As we turned into lane the lights clicked on and I shivered, feeling abruptly younger, almost as if this were a walk back in time and at some point Helena would just disappear, leaving just a small boy in shorts. I was aware of how much taller I was now, of the extra pounds I carried, the scar tissue. Everything I'd done felt like accretions around an earlier self, moss gathered by a stone whose progress was now slowing to a halt. I stopped as we turned into the long back side, staring at the streetlight in the distance.

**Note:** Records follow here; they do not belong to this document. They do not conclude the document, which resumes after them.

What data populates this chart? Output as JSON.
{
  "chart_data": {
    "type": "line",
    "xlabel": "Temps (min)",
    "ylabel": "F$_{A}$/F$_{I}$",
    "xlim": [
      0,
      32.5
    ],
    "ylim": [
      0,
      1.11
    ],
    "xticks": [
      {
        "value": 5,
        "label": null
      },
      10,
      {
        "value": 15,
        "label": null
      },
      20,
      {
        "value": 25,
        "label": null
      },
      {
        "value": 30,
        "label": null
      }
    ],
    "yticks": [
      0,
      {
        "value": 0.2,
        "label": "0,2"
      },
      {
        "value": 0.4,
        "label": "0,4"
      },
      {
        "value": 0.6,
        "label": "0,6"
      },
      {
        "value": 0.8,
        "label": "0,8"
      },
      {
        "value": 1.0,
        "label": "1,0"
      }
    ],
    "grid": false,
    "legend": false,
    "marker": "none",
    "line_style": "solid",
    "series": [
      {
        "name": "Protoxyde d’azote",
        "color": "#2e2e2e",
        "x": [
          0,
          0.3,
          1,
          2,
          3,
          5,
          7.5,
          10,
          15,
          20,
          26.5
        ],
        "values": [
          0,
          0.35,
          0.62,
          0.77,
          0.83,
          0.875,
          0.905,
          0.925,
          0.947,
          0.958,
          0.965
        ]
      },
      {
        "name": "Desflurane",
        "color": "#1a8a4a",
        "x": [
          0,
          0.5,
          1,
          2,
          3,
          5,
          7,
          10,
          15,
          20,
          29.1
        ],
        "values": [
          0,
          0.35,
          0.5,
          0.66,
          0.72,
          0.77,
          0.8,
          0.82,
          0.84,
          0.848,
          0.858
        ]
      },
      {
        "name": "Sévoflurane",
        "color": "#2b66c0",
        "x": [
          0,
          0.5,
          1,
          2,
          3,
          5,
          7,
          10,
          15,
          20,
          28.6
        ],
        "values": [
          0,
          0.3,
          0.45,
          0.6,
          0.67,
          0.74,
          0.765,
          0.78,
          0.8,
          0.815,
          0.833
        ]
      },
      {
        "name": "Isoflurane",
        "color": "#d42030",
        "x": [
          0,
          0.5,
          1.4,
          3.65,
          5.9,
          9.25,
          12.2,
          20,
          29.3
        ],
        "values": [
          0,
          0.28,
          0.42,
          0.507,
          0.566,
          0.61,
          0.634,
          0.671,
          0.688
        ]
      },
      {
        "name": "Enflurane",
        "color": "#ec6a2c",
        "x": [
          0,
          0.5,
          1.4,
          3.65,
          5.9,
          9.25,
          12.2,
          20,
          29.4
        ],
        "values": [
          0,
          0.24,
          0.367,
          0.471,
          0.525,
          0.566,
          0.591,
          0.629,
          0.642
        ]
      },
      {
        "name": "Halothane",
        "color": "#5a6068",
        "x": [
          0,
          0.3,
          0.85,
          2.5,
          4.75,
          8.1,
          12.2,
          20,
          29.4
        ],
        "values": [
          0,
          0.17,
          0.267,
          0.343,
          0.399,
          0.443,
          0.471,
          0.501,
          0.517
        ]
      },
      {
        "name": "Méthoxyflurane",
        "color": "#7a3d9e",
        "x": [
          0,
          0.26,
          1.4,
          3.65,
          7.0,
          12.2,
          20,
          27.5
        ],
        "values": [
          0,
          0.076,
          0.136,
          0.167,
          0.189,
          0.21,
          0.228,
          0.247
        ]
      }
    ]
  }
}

Helena waited, knowing there was nothing she could say or do to help. I didn't get anything as we walked that stretch, even when we stopped to look in at the trees, closer now, only twenty yards from the corner.

But as we passed under the lamp I felt something, almost like a thickening in my head. The sensation slipped out of my fingers like a fish if I tried to concentrate on it. Blanking happens when you use a memory so many times that you wear it out, like rubbing a sheet of metal for so long and so often that it fades to nothing, and you can see right through it. Attempting to touch it again just makes things worse. You have to come at it from an angle, see it from the side, make the most of what is left. I tried but couldn't capture it, and glanced at Helena, shrugging.